Ancor più interessante il caso di sbarià, per il quale de Falco propone il verbo greco barèo che significa soprattutto “appesantire” (cfr. barys “pesante” e “basso”, e bàros “peso”, donde anche i composti italiani “baritono”, “barometro” etc.), dal quale fa derivare il senso di “sono oppresso”, “sono assillato”, qual è appunto chi sbaréa nel senso di essere pazzo, vittima di ossessioni.
Invece D’Ascoli, che dà per sbarià il senso “vaneggiare”, “delirare”, “farneticare”, lo mette in relazione col vicino italiano “svariare”. Il verbo svariare in italiano vale “rendere vario” e quindi piacevole, per cui “svagare”, o anche “deviare”.
Ora, sbarià in napoletano è usato in entrambe le accezioni: “essere pazzo” e “perdersi in pensieri vari” (e vani) o in attività varie (e vane). Supporre che il primo senso abbia influito sul secondo o viceversa il secondo sul primo sono affermazioni che possono essere in qualche misura entrambe vere. Dunque potrebbe benissimo derivare la parola dal greco barèo (in tal caso o in epoca antichissima, il che non è dimostrabile, o in epoca bizantina, il che, a quanto ci risulta, non è ancora dimostrato), oppure dal latino ex-variari, con la premessa di un prefisso ex (come è avvenuto nel passaggio di molte parole dal latino al parlato volgare, cioè alla lingua moderna).
Ma potrebbe anche essere vera una terza ipotesi: il greco barèo, diventato sbarejà, potrebbe essersi incontrato con uno “svariare” italiano e aver dato luogo alla nostra voce più ricca di significato rispetto all’una e all’altra, inglobando i significati da entrambe le voci. Ma chi può dirlo, in assenza di prove? Dobbiamo sospendere il giudizio.

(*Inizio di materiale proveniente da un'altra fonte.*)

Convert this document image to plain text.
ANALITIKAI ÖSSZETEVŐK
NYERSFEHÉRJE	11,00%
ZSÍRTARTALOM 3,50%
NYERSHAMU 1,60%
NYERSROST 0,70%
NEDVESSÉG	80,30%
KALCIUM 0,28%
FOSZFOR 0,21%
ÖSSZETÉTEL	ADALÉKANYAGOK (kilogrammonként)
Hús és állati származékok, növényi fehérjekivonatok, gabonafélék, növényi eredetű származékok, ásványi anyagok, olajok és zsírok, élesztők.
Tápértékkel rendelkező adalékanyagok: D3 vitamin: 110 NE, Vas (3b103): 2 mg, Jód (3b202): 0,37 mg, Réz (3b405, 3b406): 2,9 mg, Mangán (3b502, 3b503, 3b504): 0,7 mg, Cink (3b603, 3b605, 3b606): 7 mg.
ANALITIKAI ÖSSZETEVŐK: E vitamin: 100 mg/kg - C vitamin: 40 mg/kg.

Ecco perché arrivati a questo punto riteniamo di non dover proseguire su questa scia, almeno in questa sede, ricordandoci che il nostro intento era unicamente di promuovere una scrittura corretta o almeno comprensibile del napoletano in quelle persone che, a qualunque titolo, lo scrivono (e sono oggi veramente molti).
Resta solo da spiegare il titolo di quest’ultima pagina con la quale ci congediamo (non per sempre, sperabilmente) dai nostri lettori.
Scompetura è una parola non più in uso, ma che significa semplicemente “fine”, e deriva dall’altrettanto desueto verbo còmpere “compiere” (con la s intensiva). Era la parola che si poneva anticamente alla fine di un testo letterario in dialetto napoletano, così come nei testi italiani e nei film c’era FINE, in quelli angloamericani THE END, in quelli francesi FIN.